Opponents of slaughter say all of the above is horrific, that there is already a very satisfactory food chain in place and that sending horses plucked from the wild or discarded after a lifetime of services to such an end is immoral, inhumane and unjust.

“The pro-slaughter people will say, ‘Oh, this is all about unwanted horses,’” says Holland, “But it’s not. It’s all about the market for horsemeat for human consumption. In 2008 we exported 134,000 horses for slaughter to the U.S. and Canada. That was the second highest number of horses slaughtered in American history. You had to go back to 1995 to find a higher number. If we’re killing horses at pretty much the same rate or higher than we have been, and the population growth is relatively the same, where are all these ‘unwanted horses’ coming from?” Holland suggests the very term, “unwanted horses,” is nothing short of a branding slogan purveyed by pro-slaughter interests.
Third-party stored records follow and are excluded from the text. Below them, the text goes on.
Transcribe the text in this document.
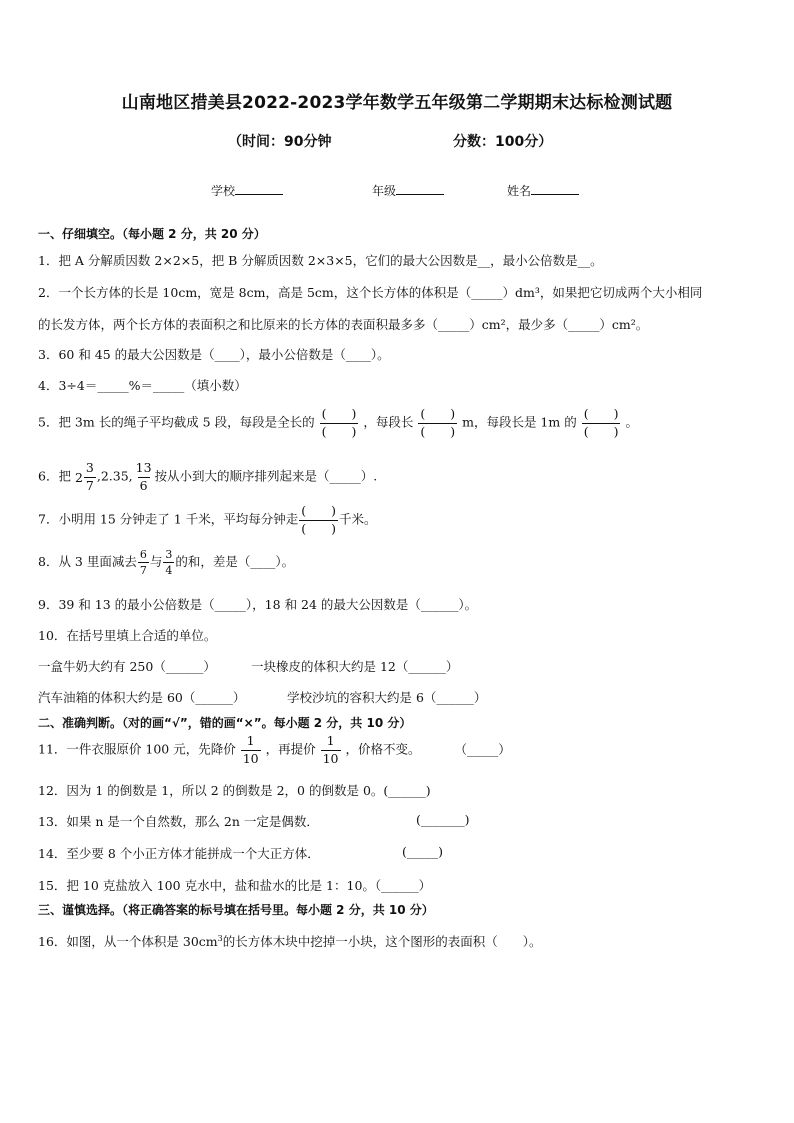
山南地区措美县2022-2023学年数学五年级第二学期期末达标检测试题
（时间：90分钟	分数：100分）
学校	年级	姓名
一、仔细填空。（每小题 2 分，共 20 分）
1．把 A 分解质因数 2×2×5，把 B 分解质因数 2×3×5，它们的最大公因数是__，最小公倍数是__。
2．一个长方体的长是 10cm，宽是 8cm，高是 5cm，这个长方体的体积是（_____）dm³，如果把它切成两个大小相同
的长发方体，两个长方体的表面积之和比原来的长方体的表面积最多多（_____）cm²，最少多（_____）cm²。
3．60 和 45 的最大公因数是（____），最小公倍数是（____）。
4．3÷4＝_____%＝_____（填小数）
5．把 3m 长的绳子平均截成 5 段，每段是全长的 $\frac{( )}{( )}$ ，每段长 $\frac{( )}{( )}$ m，每段长是 1m 的 $\frac{( )}{( )}$ 。
6．把 $2 \frac{3}{7} ,2.35$, $\frac{13}{6}$ 按从小到大的顺序排列起来是（_____）.
7．小明用 15 分钟走了 1 千米，平均每分钟走 $\frac{( )}{( )}$ 千米。
8．从 3 里面减去 $\frac{6}{7}$ 与 $\frac{3}{4}$ 的和，差是（____）。
9．39 和 13 的最小公倍数是（_____），18 和 24 的最大公因数是（______）。
10．在括号里填上合适的单位。
一盒牛奶大约有 250（______）	一块橡皮的体积大约是 12（______）
汽车油箱的体积大约是 60（______）	学校沙坑的容积大约是 6（______）
二、准确判断。（对的画“√”，错的画“×”。每小题 2 分，共 10 分）
11．一件衣服原价 100 元，先降价 $\frac{1}{10}$ ，再提价 $\frac{1}{10}$ ，价格不变。	（_____）
12．因为 1 的倒数是 1，所以 2 的倒数是 2，0 的倒数是 0。(______)
13．如果 n 是一个自然数，那么 2n 一定是偶数．	(_______)
14．至少要 8 个小正方体才能拼成一个大正方体．	(_____)
15．把 10 克盐放入 100 克水中，盐和盐水的比是 1：10。（______）
三、谨慎选择。（将正确答案的标号填在括号里。每小题 2 分，共 10 分）
16．如图，从一个体积是 $30cm^3$的长方体木块中挖掉一小块，这个图形的表面积（　　）。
Are horses just another form of “meat on hooves,” like cattle? A commodity to be exploited like any other food source? Or are they majestic creatures, symbolic of freedom and the unbridled spirit? As a species, they certainly have to their credit a history of working productively with man, helping to build civilization as we know it.

“Horses are like cosmic mirrors,” sums up Holland. “Look at them with callousness and you see a brute, but look at them with love and you see a unicorn.”